02 February 2023 | 6 min. readingtime
Much has changed in the world in the past year. In the financial markets as well. Whereas last year and early this year we were still recovering from the coronavirus pandemic and there was plenty of stimulus to keep the economy afloat, we are now in a totally different world. The pandemic is more or less over and there is war in Europe. Inflation, volatility and geopolitical developments are dominating the financial markets. In response, central bank policy has rapidly reversed after years of low interest rates. A cocktail that has affected the credit market and the price companies pay for (re)financing their debt.
For businesses, as for consumers, these are turbulent times. Companies have been able to obtain finance at very low interest rates for years. Often in the knowledge that the ECB, through various buyback programmes, was buying up bonds in both the primary and secondary markets. This also provided security for investors. Indeed, the central bank ensured that volatility remained limited, and that credit spreads were less likely to widen significantly. This made investors willing to subscribe to new issues, which were placed in the market at only a small premium to existing loans.
Today, things are different. Investors want to be compensated for the greater uncertainty that they face today: high inflation, an upcoming recession (and whether this will be mild or severe), highly volatile credit spreads and government interest rates and the lack of a safety net in the form of the ECB. These factors obviously translate primarily into widening credit spreads, but also affect the so-called new issue premium, the (usually positive) difference between the spread of a new loan and the spread expected based on the already outstanding curve of the same issuer. Through this premium, investors are rewarded for subscribing in a new loan. At the same time, issuers are keen for a new issue to succeed. They are therefore willing to offer an additional premium to ensure sufficient interest among investors.
To illustrate this, we look at how new issue premiums have developed in the past two years. First some explanation: in general, there is an inverse relationship between the new issue premium and the oversubscription of the book. The oversubscription reflects how much interest there is in a loan. If investors have subscribed for €1bn and the loan principal is €500m, the oversubscription is 2x. If there is a lot of interest in a bond, the issuer does not have to pay much of a premium. On the other hand, if interest is low, the issuer has to pay a higher premium to make the issue successful. Another factor that helps determine the new issue premium is the volume of new loans coming to the market. If this is high, investors have a lot of choice and premiums tend to be higher.
The graphs below show an example of the placement of a new loan. In this case, the issue is from Toronto Dominion Bank, which raised €1.25bn with a 7-year loan on 6 December. The left-hand graph in blue shows the curve of already outstanding loans on 6 December. The loan was marketed with an IPT (Initial Price Thought) of 135bp. This can be seen as the opening offer with which the syndicate of banks is putting the loan on the market. As more investors subscribe, the book fills up and is often oversubscribed. This offers potential to tighten the spread a little, in this case to 110bp. However, there is still space between the blue curve and the spread at which the loan was placed. This is the new issue premium. The interpolated blue curve was trading at 90bp, so the new issue premium was 20bp. The new loan is expected to move towards the curve of already outstanding loans, especially if the new issue premium and oversubscription are high, resulting in a higher price of the new loan. In the right-hand graph, we see the current situation. Here you can see that the new loan (in orange) has moved more towards the curve and is now trading at a tighter spread. This is the performance after placement.

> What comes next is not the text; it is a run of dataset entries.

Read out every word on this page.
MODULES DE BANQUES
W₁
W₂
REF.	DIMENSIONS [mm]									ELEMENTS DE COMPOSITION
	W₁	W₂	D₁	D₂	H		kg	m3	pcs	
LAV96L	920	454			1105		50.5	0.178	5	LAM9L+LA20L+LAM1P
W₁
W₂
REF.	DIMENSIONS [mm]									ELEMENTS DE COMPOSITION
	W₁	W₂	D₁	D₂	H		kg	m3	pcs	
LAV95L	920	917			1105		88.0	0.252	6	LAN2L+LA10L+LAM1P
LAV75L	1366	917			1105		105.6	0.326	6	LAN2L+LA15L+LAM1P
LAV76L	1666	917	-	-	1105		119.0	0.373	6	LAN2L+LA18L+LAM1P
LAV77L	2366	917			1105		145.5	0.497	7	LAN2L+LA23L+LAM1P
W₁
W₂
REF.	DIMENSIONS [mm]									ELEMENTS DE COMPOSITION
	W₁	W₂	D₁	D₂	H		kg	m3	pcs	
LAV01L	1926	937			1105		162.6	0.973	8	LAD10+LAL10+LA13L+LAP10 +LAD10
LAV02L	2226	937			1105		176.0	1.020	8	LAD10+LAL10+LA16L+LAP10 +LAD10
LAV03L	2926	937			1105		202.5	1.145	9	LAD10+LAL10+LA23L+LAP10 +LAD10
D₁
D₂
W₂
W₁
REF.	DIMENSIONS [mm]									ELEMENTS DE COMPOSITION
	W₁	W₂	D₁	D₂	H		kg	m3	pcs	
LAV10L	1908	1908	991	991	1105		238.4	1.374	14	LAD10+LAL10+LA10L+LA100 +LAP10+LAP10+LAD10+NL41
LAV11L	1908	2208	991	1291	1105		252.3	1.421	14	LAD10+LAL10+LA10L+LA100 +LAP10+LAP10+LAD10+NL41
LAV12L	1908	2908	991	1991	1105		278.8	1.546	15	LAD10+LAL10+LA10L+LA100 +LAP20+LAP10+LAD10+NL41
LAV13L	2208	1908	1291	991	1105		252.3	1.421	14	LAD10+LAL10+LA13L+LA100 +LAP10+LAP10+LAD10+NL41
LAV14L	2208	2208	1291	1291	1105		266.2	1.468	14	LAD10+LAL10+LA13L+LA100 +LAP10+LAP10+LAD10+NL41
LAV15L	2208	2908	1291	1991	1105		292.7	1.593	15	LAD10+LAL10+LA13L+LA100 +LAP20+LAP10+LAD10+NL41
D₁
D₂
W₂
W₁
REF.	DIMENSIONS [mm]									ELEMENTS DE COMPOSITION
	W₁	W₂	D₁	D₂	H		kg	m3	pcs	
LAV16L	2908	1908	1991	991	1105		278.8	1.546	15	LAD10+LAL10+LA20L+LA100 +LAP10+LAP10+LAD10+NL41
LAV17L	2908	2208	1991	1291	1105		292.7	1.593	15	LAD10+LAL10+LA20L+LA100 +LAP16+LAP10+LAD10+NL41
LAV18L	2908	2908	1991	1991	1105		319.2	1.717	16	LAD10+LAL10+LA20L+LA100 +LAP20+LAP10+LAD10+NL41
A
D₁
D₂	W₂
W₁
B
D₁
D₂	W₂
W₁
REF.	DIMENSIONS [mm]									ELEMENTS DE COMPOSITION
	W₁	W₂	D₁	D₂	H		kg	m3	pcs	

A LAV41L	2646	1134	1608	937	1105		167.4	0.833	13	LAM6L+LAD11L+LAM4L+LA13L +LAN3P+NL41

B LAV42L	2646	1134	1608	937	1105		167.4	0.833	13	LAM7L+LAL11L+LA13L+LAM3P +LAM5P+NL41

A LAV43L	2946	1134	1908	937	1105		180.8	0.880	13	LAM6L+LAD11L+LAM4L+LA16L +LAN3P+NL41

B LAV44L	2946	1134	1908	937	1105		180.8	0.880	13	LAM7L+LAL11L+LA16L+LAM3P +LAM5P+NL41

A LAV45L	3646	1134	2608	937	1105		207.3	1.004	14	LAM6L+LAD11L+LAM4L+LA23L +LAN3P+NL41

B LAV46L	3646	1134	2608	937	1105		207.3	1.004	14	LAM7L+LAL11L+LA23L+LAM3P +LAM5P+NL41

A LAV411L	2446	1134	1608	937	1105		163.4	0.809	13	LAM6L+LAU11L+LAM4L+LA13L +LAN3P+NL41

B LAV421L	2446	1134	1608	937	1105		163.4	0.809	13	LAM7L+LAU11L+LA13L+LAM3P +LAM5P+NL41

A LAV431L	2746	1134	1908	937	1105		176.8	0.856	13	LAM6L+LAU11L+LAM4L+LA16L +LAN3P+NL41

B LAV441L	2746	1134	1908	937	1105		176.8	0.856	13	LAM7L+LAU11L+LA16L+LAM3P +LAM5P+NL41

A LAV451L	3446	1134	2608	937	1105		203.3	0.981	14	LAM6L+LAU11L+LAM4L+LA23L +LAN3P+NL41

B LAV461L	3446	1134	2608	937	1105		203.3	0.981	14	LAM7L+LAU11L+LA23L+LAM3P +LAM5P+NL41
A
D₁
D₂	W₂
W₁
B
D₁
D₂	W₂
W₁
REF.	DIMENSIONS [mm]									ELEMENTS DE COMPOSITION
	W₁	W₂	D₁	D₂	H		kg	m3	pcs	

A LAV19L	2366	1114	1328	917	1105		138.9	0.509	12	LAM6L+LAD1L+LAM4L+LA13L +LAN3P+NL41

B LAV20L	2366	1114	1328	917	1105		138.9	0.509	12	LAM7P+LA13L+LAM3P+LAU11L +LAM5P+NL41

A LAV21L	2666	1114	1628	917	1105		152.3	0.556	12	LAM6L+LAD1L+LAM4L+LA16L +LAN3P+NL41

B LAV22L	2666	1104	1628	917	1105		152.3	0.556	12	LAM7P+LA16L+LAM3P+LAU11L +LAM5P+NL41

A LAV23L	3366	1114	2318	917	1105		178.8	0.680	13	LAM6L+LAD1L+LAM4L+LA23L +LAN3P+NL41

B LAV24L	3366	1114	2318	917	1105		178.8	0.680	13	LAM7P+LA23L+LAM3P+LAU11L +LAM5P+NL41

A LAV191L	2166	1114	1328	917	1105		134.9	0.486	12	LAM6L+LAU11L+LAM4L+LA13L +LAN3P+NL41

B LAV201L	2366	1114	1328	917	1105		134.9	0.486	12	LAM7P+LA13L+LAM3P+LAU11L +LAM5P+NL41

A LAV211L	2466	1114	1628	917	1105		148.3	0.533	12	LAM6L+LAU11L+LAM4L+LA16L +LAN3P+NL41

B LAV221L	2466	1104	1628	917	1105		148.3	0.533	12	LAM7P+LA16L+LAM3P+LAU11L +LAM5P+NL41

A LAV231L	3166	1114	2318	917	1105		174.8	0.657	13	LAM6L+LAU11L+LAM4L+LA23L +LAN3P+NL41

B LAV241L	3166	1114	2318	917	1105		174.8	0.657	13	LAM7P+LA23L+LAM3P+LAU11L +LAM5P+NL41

The graph below shows the new issue premiums of all senior investment grade issues in the euro market since the beginning of last year (both financials and non-financials), with the moving average shown in red. It can be clearly seen that the premium has been steadily rising. In 2021, the average premium was less than 4bp, while in 2022 it averaged more than 14bp. It is also noticeable that the spread compared to the average has increased. However, the increase in the premium cannot be explained by less oversubscription, which has remained fairly constant around 3x. Also, the volume of issues in 2022, measured in euros, is significantly lower than in 2021, especially for non-financials. Lower premiums would be the expected consequence of this, but this is not the case.
The development of the new issue premium is thus indeed the consequence of the changed market conditions. Another factor is that we often see an issuer's existing curve widen sharply (to a higher credit spread) as soon as a new issue from that issuer is announced. Investors who already have loans on their books are thus penalised, so to speak. A higher new issue premium then offers these investors a form of compensation, should they choose to participate.
For us as investors, this market environment presents opportunities. High new issue premiums make it possible, for example, to swap an existing loan into a new issue for some extra yield. There are risks to this: it is not certain how much of a new loan we will be allocated and therefore how much of the existing loan will have to be sold. In addition, it is far from always the case these days that a loan with a high new issue premium is also going to perform. What we mean here is that the credit spread of a new loan after placement moves into line with that of existing loans, with the price of the new loan rising (assuming unchanged underlying interest rates). We therefore assess each new issue to determine whether a subscription will be worthwhile.